それはお互いの両親を納得させるためにとった、同性愛者同士の苦肉の策だった。
愛はない。けれど不仲でもない。寧ろ、男女にしては仲が良い方だと思う。
仕事で疲労が溜まった日は、二階のベランダに出て、ぼうっと夜風に吹かれるのが好きだ。都会の喧騒から離れた住宅街はほどよく静かで、もう少し秋が深まれば様々な虫の大合唱が聞こえるだろう。
今日は特に、半分だけになった朧月が見える。
「圭。やっぱりここにいた」
柊介が網戸を開けた。虫が寄ってくるからと、部屋の電気は消してあった。
「六連勤お疲れ様。明日から二連休だよね?」
柊介が手に持った缶ビールを一本差し出しながら問う。ありがと、と言い、ビールを受け取った。

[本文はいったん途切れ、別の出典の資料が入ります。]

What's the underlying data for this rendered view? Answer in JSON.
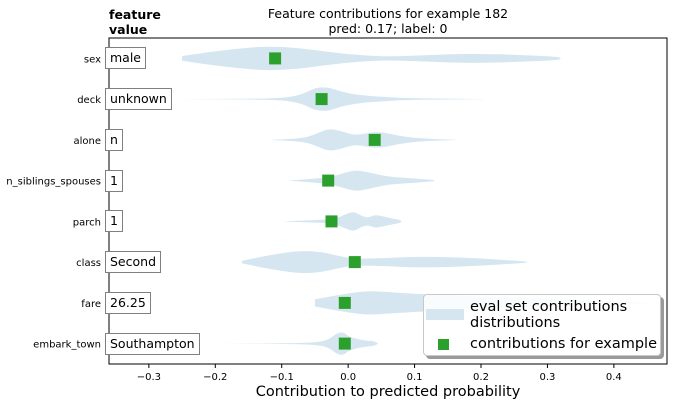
{
  "chart_data": {
    "type": "violin",
    "title": "Feature contributions for example 182",
    "subtitle": "pred: 0.17; label: 0",
    "xlabel": "Contribution to predicted probability",
    "header_line1": "feature",
    "header_line2": "value",
    "xlim": [
      -0.36,
      0.48
    ],
    "xticks": [
      -0.3,
      -0.2,
      -0.1,
      0.0,
      0.1,
      0.2,
      0.3,
      0.4
    ],
    "xtick_labels": [
      "−0.3",
      "−0.2",
      "−0.1",
      "0.0",
      "0.1",
      "0.2",
      "0.3",
      "0.4"
    ],
    "colors": {
      "violin": "#d5e6f0",
      "point": "#2ca02c"
    },
    "features": [
      {
        "name": "sex",
        "value": "male",
        "contribution": -0.11,
        "violin": [
          [
            -0.25,
            0.2
          ],
          [
            -0.2,
            0.6
          ],
          [
            -0.15,
            0.9
          ],
          [
            -0.12,
            1.0
          ],
          [
            -0.08,
            0.9
          ],
          [
            -0.03,
            0.55
          ],
          [
            0.0,
            0.35
          ],
          [
            0.05,
            0.15
          ],
          [
            0.1,
            0.22
          ],
          [
            0.15,
            0.35
          ],
          [
            0.2,
            0.38
          ],
          [
            0.25,
            0.3
          ],
          [
            0.3,
            0.18
          ],
          [
            0.32,
            0.1
          ]
        ]
      },
      {
        "name": "deck",
        "value": "unknown",
        "contribution": -0.04,
        "violin": [
          [
            -0.26,
            0.0
          ],
          [
            -0.15,
            0.03
          ],
          [
            -0.1,
            0.08
          ],
          [
            -0.07,
            0.35
          ],
          [
            -0.05,
            0.95
          ],
          [
            -0.03,
            1.0
          ],
          [
            -0.01,
            0.6
          ],
          [
            0.02,
            0.3
          ],
          [
            0.08,
            0.08
          ],
          [
            0.14,
            0.04
          ],
          [
            0.21,
            0.0
          ]
        ]
      },
      {
        "name": "alone",
        "value": "n",
        "contribution": 0.04,
        "violin": [
          [
            -0.12,
            0.0
          ],
          [
            -0.07,
            0.12
          ],
          [
            -0.05,
            0.45
          ],
          [
            -0.03,
            0.95
          ],
          [
            -0.01,
            0.75
          ],
          [
            0.01,
            0.35
          ],
          [
            0.04,
            0.7
          ],
          [
            0.06,
            0.55
          ],
          [
            0.08,
            0.3
          ],
          [
            0.11,
            0.12
          ],
          [
            0.15,
            0.03
          ],
          [
            0.17,
            0.0
          ]
        ]
      },
      {
        "name": "n_siblings_spouses",
        "value": "1",
        "contribution": -0.03,
        "violin": [
          [
            -0.09,
            0.0
          ],
          [
            -0.06,
            0.12
          ],
          [
            -0.03,
            0.28
          ],
          [
            -0.01,
            0.55
          ],
          [
            0.01,
            0.9
          ],
          [
            0.03,
            0.7
          ],
          [
            0.06,
            0.32
          ],
          [
            0.09,
            0.22
          ],
          [
            0.12,
            0.1
          ],
          [
            0.13,
            0.05
          ]
        ]
      },
      {
        "name": "parch",
        "value": "1",
        "contribution": -0.025,
        "violin": [
          [
            -0.1,
            0.0
          ],
          [
            -0.06,
            0.08
          ],
          [
            -0.02,
            0.18
          ],
          [
            0.0,
            0.7
          ],
          [
            0.01,
            0.8
          ],
          [
            0.02,
            0.45
          ],
          [
            0.03,
            0.3
          ],
          [
            0.04,
            0.55
          ],
          [
            0.05,
            0.45
          ],
          [
            0.07,
            0.2
          ],
          [
            0.08,
            0.1
          ]
        ]
      },
      {
        "name": "class",
        "value": "Second",
        "contribution": 0.01,
        "violin": [
          [
            -0.16,
            0.1
          ],
          [
            -0.13,
            0.45
          ],
          [
            -0.1,
            0.75
          ],
          [
            -0.07,
            0.95
          ],
          [
            -0.04,
            0.85
          ],
          [
            -0.01,
            0.45
          ],
          [
            0.01,
            0.28
          ],
          [
            0.05,
            0.32
          ],
          [
            0.1,
            0.45
          ],
          [
            0.15,
            0.42
          ],
          [
            0.2,
            0.3
          ],
          [
            0.25,
            0.12
          ],
          [
            0.27,
            0.05
          ]
        ]
      },
      {
        "name": "fare",
        "value": "26.25",
        "contribution": -0.005,
        "violin": [
          [
            -0.05,
            0.3
          ],
          [
            -0.03,
            0.5
          ],
          [
            0.0,
            0.8
          ],
          [
            0.03,
            1.0
          ],
          [
            0.06,
            0.9
          ],
          [
            0.1,
            0.75
          ],
          [
            0.15,
            0.65
          ],
          [
            0.2,
            0.55
          ],
          [
            0.25,
            0.45
          ],
          [
            0.3,
            0.32
          ],
          [
            0.35,
            0.22
          ],
          [
            0.4,
            0.12
          ],
          [
            0.45,
            0.05
          ]
        ]
      },
      {
        "name": "embark_town",
        "value": "Southampton",
        "contribution": -0.005,
        "violin": [
          [
            -0.2,
            0.0
          ],
          [
            -0.1,
            0.02
          ],
          [
            -0.05,
            0.08
          ],
          [
            -0.03,
            0.3
          ],
          [
            -0.015,
            0.95
          ],
          [
            -0.005,
            0.9
          ],
          [
            0.0,
            0.6
          ],
          [
            0.02,
            0.28
          ],
          [
            0.04,
            0.2
          ],
          [
            0.045,
            0.0
          ]
        ]
      }
    ],
    "legend": {
      "entries": [
        "eval set contributions distributions",
        "contributions for example"
      ],
      "placement": "lower-right"
    }
  }
}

「そうだけど、明後日の休みがなくなりそう。体調崩した子がいてさ」
プルタブを開けると、小気味よい音が夜空に吸い込まれて消えた。
「大変だね」
「でも楽しいよ」
販売員という接客業が好きだ。
柊介も缶ビールを開けた。お互いに小さく傾け合い、無言で乾杯をする。
冷たいビールが喉を通り、胃へと流れ込む。
「はー、うまい」
一気に半分ほど飲み干した私と違い、柊介は少ない一口ずつ飲んでいる。
「ねえ、圭。今日の月は綺麗だね」
私たちの間に愛はない。けれど不仲でもない。寧ろ、男女にしては仲が良い方だと思う。だけど。
「それは……清史さんに言ってあげな」
私は、死んでもいいわ、と言うことが出来ない。